On August 12, 2020, the second single "Baby No More" was released. Of the single, Anjimile explained that they had written the song a month before they got sober, saying "I was in a romantic relationship but I was not taking care of myself in any sense of the phrase, and thusly the relationship was suffering as a result. At the time I quite literally felt like I was losing my mind vis a vis alcoholism. Active alcoholism and committed romantic relationships generally do not mix well, and ‘Baby No More’ is more or less what happens when you're not a good boyfriend. Although it's got a very groovy and relatively light-hearted musical vibe, some of the lyrics are quite dark."

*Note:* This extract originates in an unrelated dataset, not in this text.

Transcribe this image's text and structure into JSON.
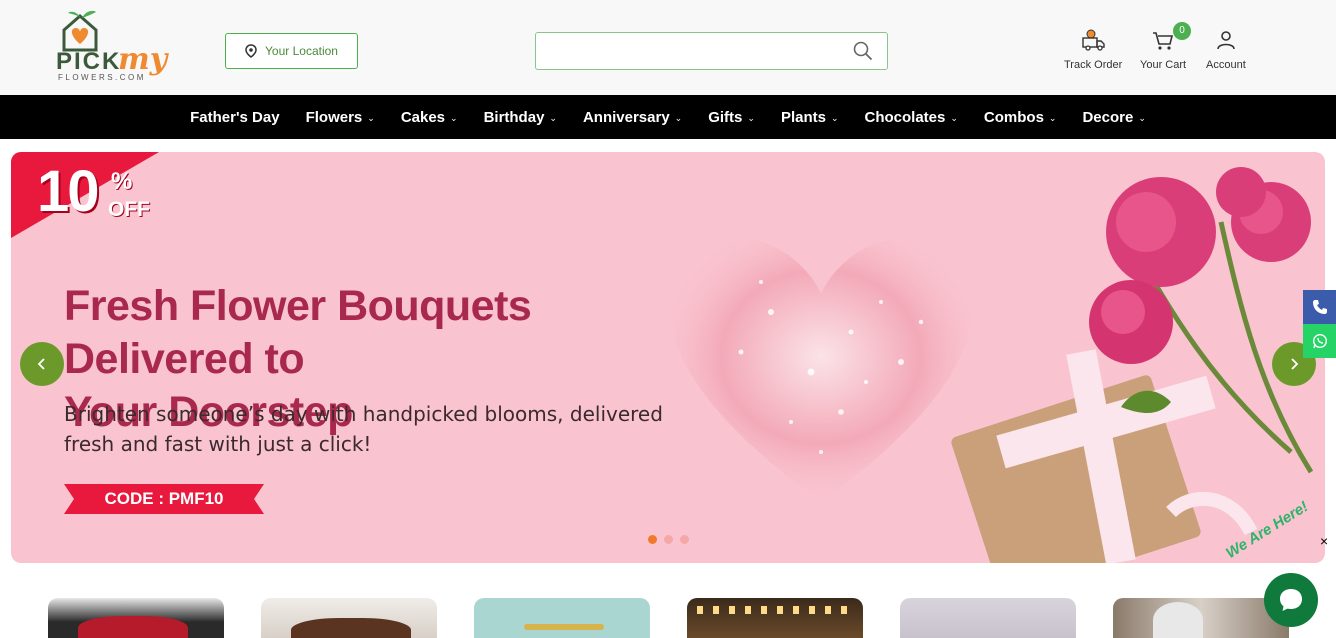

The third single "In Your Eyes" was released on September 2, 2020, and focuses on Anjimile's struggles of grappling with homophobia. The music video for the single was produced by Gabe Goodman and Justine Bowe.

Critical reception
Giver Taker was met with "generally favorable" reviews from critics. At Metacritic, which assigns a weighted average rating out of 100 to reviews from mainstream publications, this release received an average score of 80 based on 9 reviews. Aggregator Album of the Year gave the release a 79 out of 100 based on a critical consensus of 10 reviews. At AnyDecentMusic?, which assigns a normalized rating out of 10 to reviews from mainstream publications, the album received a weighted average score of 7.7 based on 7 reviews.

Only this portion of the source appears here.